Teaches of Peaches is screening on Friday, August 2nd, as part of Gaze International LGBTQIA Festival. Peaches performs with Christeene in The Lion the Witch and the Cobra at the National Concert Hall, Dublin, on Sunday, October 27th

Gaze 2024: Six more to see

All of Us Strangers: The year’s biggest LGBTQ box-office hit, starring Paul Mescal and Andrew Scott, returns to Gaze for a special screening with its director, Andrew Haigh. The film-maker will be in conversation after the screening, hosted by Russell Tovey, with questions from any audience member able to speak through the inevitable sobbing.

The Queen of My Dreams: Fawzia Mirza’s spirited dramedy skips lightly between different periods as its queer Pakistani-Canadian heroine, Azra (Sex Lives of College Girls star Amrit Kaur), returns to her ancestral home and unaccepting mother to attend a family funeral. Bollywood vibes and Technicolor tableaux frame the intergenerational tensions.

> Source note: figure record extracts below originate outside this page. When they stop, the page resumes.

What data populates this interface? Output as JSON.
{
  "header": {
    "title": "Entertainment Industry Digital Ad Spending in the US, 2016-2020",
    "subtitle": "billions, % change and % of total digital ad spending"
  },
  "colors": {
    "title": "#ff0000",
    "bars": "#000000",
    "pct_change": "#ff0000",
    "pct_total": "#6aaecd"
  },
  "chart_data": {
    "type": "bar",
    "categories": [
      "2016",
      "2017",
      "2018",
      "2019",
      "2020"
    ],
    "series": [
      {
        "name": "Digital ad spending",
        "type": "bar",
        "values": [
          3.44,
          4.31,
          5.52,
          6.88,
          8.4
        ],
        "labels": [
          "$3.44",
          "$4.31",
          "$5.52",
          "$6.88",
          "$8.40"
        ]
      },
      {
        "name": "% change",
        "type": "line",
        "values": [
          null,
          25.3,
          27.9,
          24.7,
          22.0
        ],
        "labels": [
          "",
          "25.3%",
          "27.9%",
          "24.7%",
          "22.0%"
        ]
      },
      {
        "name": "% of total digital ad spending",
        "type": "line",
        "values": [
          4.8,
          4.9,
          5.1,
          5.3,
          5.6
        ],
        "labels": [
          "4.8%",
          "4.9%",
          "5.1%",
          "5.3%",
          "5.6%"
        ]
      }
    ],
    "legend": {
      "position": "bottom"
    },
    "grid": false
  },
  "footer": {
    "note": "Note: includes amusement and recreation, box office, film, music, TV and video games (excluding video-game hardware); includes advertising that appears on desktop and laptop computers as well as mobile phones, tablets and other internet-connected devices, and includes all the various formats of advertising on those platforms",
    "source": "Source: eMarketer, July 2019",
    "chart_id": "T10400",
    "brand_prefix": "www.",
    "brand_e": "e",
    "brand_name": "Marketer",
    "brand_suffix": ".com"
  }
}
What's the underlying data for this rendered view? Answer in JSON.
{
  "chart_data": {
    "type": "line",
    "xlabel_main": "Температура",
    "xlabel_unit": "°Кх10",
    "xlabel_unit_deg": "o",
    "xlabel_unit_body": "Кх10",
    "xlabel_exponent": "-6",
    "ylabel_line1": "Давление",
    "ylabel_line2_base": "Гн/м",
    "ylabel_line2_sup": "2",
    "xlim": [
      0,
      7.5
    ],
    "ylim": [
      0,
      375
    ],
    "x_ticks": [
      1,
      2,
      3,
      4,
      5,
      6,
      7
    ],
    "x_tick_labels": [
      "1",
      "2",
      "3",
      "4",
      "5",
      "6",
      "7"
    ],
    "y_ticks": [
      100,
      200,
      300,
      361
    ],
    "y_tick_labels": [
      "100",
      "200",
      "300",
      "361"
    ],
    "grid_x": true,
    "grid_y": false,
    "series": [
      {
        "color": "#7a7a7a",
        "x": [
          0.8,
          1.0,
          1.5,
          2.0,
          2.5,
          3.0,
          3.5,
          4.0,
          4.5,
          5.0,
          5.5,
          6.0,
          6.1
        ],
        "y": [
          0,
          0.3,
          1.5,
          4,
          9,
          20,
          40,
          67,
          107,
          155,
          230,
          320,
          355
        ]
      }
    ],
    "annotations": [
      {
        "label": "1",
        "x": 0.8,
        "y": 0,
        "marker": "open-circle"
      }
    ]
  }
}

Permissible Beauty: Why are some kinds of beauty more highly valued than others? And who decides? The art historian David McAlmont, the acclaimed portrait photographer Robert Taylor and the film-maker Mark Thomas converge in this vital questioning of colonisation and aesthetics, which features interviews, music and photography.

Close to You: The Oscar nominee Elliot Page stars as Sam, a trans man who returns home for his estranged father’s birthday after many years. Along the way Sam encounters his old girlfriend. He’s surprised there is still a romantic spark between them. A welcome return for the Canadian actor.

She Is Conann: The lesbian, feminist revision of Conan the Barbarian you didn’t know you needed. The singular French auteur Bertrand Mandico casts five statuesque female stars in the title role. Expect monochrome glamour and queerness. How queer? The only male role is played by Elina Löwensohn.

Solo: Romantic rivalry! Opera! Chaka Khan! Félix Maritaud, the 120 BPM and Sauvage star, will be in attendance at the Irish premiere of Sophie Dupuis’s drag-themed melodrama. Maritaud has a terrific scene partner in Théodore Pellerin (of Beau Is Afraid) as the actors square up for something like All About Eve with lip-synching.